Cette posture artistique s’exprime pleinement sur les scènes catalanes et européennes où elle est régulièrement invitée : Palau de la Música Catalana, Teatre de Sarrià, Conservatori del Liceu, mais aussi dans des cadres internationaux où l’exigence musicale se double d’un enjeu symbolique. Qu’il s’agisse du Musikverein à Vienne, de projets portés par des institutions culturelles ou de cérémonies internationales, sa présence scénique se distingue par une sobriété maîtrisée, loin de toute tentation d’emphase.
Mais réduire Aseel Massoud à son seul parcours lyrique serait manquer l’essentiel. Car ce qui singularise profondément son itinéraire réside dans une articulation rare entre art, science et humanisme. Médecin de formation, titulaire d’un master en musicothérapie, elle développe une réflexion concrète sur le lien entre la voix, le soin et la réparation. Ici, le chant ne se pense pas comme un art abstrait, détaché du monde, mais comme une pratique qui engage le corps, la psyché et la relation à l’autre.
Cette double formation irrigue subtilement son approche scénique. La voix n’est jamais traitée comme un objet à dominer, mais comme un organisme vivant, fragile, évolutif. Chaque rôle est abordé avec une attention presque clinique aux états émotionnels, aux tensions internes, aux zones de rupture du personnage. Cette précision intérieure confère à ses interprétations une densité rarement spectaculaire, mais profondément marquante.
Son engagement dans des projets transnationaux et interculturels, notamment à travers la cofondation du projet Athrodeel, prolonge cette vision. Là encore, aucune posture militante affichée, mais une action concrète : créer des espaces où la musique devient un langage partagé, capable de circuler entre les cultures sans être instrumentalisée. Le dialogue entre Orient et Occident n’est pas ici un slogan, mais une pratique quotidienne, ancrée dans le travail musical.

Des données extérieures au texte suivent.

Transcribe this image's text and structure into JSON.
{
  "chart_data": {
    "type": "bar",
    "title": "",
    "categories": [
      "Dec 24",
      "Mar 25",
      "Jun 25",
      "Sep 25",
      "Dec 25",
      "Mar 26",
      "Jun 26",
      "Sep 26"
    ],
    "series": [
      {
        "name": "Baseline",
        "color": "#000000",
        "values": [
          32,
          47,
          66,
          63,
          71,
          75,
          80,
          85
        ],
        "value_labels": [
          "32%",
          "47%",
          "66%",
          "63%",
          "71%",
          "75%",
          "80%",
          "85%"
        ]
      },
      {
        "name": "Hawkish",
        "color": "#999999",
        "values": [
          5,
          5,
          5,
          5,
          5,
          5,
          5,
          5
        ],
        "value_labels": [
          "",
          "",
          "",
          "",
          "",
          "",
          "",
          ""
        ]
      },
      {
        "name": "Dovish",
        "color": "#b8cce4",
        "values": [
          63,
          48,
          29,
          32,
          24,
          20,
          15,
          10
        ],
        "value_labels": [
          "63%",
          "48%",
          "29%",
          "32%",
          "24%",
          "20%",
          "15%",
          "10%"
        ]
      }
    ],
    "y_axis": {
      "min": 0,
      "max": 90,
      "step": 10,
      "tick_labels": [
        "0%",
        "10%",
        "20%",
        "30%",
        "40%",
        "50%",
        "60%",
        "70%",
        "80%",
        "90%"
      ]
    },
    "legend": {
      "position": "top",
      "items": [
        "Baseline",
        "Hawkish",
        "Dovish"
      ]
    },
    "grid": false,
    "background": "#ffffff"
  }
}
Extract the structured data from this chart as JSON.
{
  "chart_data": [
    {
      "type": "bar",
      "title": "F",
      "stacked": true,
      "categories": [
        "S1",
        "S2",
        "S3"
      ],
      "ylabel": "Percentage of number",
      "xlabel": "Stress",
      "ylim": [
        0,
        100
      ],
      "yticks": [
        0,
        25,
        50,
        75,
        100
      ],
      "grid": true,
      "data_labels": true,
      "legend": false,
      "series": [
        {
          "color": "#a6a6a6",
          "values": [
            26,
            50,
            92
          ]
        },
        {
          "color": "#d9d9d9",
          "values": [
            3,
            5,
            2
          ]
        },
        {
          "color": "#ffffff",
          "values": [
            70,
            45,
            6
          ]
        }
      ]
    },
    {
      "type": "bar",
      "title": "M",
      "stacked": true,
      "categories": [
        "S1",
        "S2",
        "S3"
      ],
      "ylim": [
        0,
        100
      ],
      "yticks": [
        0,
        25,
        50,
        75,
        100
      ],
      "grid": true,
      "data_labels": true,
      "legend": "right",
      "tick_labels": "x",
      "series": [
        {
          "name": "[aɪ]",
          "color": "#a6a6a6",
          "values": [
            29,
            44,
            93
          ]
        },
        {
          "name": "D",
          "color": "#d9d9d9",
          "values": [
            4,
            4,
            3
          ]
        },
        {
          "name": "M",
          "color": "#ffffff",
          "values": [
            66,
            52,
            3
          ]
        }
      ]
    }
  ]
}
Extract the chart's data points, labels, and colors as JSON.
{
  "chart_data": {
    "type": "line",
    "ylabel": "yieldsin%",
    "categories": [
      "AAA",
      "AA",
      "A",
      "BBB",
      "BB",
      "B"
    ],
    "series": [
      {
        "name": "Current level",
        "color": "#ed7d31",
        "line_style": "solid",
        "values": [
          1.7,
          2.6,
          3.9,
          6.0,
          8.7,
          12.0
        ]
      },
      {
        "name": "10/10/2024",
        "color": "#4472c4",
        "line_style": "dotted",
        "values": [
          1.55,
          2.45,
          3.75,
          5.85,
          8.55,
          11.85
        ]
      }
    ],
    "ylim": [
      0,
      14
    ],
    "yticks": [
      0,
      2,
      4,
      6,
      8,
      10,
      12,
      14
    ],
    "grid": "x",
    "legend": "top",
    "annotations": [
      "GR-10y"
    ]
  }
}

Dans un paysage lyrique contemporain souvent dominé par la logique de visibilité, la trajectoire d’Aseel Massoud interroge autrement la notion de réussite. Son parcours n’est ni fulgurant ni tapageur. Il s’inscrit dans un temps long, celui de la maturation, de l’approfondissement et de la cohérence. Chaque étape semble répondre à une nécessité interne plutôt qu’à une opportunité médiatique.
Cette posture explique sans doute la reconnaissance progressive mais solide dont elle bénéficie aujourd’hui. Les critiques soulignent la qualité de son timbre, la précision de son phrasé, mais surtout une présence scénique habitée, qui ne cherche jamais à surplomber le public. Elle chante à hauteur humaine, dans une proximité maîtrisée, refusant la domination émotionnelle au profit d’une écoute partagée.
À l’heure où l’opéra cherche de nouvelles formes de légitimité culturelle, des artistes comme Aseel Massoud incarnent une voie possible : celle d’un art exigeant, conscient de ses héritages, ouvert aux croisements disciplinaires et attentif à sa responsabilité symbolique. Son parcours invite à repenser le rôle du chanteur lyrique non comme une figure spectaculaire, mais comme un médiateur sensible, capable de relier les mondes, les corps et les mémoires.
Plus qu’une promesse, Aseel Massoud apparaît aujourd’hui comme une trajectoire déjà lisible, cohérente et profondément contemporaine. Une voix qui ne cherche pas à conquérir, mais à habiter. Une artiste pour qui le chant demeure, avant tout, une forme de présence au monde.